Ezequiel Martínez Estrada
Más que la imagen del centauro, que
Alfonso Reyes propagó pero que deja un sabor a quimera o a hibridación, a no sé
qué de forzado y casi imposible, la imagen que más me gusta para representar el
ensayo es la serpiente. Como una serpiente fue que Chesterton sintió que se deslizaba el
ensayo: sinuoso y suave, errabundo y a veces viperino. El ensayo, al igual que
la serpiente, tienta y es tentativo; no se anda por las ramas sino que avanza
por tanteos. Chesterton veía también en él la semilla de algo maligno, de algo
capaz de ufanarse de su irresponsabilidad, de no querer llegar a nada sino de
solo recorrer el camino, ¡y para colmo de manera ondulante!
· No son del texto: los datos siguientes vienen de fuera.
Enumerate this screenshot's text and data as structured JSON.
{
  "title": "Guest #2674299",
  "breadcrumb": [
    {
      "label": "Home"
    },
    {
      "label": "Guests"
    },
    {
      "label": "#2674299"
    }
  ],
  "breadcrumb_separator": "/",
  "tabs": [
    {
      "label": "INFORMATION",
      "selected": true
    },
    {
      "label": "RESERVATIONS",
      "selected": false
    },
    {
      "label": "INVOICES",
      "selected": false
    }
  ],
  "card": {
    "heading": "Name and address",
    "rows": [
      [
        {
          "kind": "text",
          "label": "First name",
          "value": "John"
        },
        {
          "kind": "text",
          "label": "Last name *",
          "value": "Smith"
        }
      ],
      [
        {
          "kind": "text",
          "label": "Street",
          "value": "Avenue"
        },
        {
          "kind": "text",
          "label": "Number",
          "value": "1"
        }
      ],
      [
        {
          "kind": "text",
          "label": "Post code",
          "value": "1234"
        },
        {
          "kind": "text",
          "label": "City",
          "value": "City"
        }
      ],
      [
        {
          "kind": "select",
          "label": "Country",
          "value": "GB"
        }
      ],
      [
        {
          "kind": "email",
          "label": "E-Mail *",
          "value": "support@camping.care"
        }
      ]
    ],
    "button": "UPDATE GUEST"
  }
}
Pero ese toque maligno que percibía
Chesterton –el ortodoxo y católico y gran ensayista Chesterton, padre del padre
Brown–, que se manifiesta en su naturaleza elusiva, impresionista y cambiante,
en ese estar de lado de lo incierto y lo fuera de lugar, es nada menos lo que
hace que el ensayo ocupe un lugar en la literatura y sea, por decirlo así, una
forma de arte, algo más que una vía egotista de proferir opiniones o una mera
“prosa de ideas”.
Lo mismo en Montaigne que en Bacon, los
dos fundadores del ensayo, está la idea del tanteo, de experimentación, la
inquietud de paladear las cosas por uno mismo. Su verbo característico es
“probar”, no en el sentido de demostración, sino de ver a qué sabe. Con el ensayo
se avanza por el terreno solitario de la subjetividad, de espaldas a las
doctrinas establecidas, con el fin de sopesar un asunto, cualquiera que este
sea, en la báscula interna, someterlo al escrutinio de la experiencia personal,
a su ensayo.
El género nace con un ojo puesto en el escepticismo y otro en la reivindicación
de la experiencia; descree de lo aprendido, sigue el sendero de la herejía y
entonces voltea hacia la propia subjetividad, ese asidero no menos tambaleante.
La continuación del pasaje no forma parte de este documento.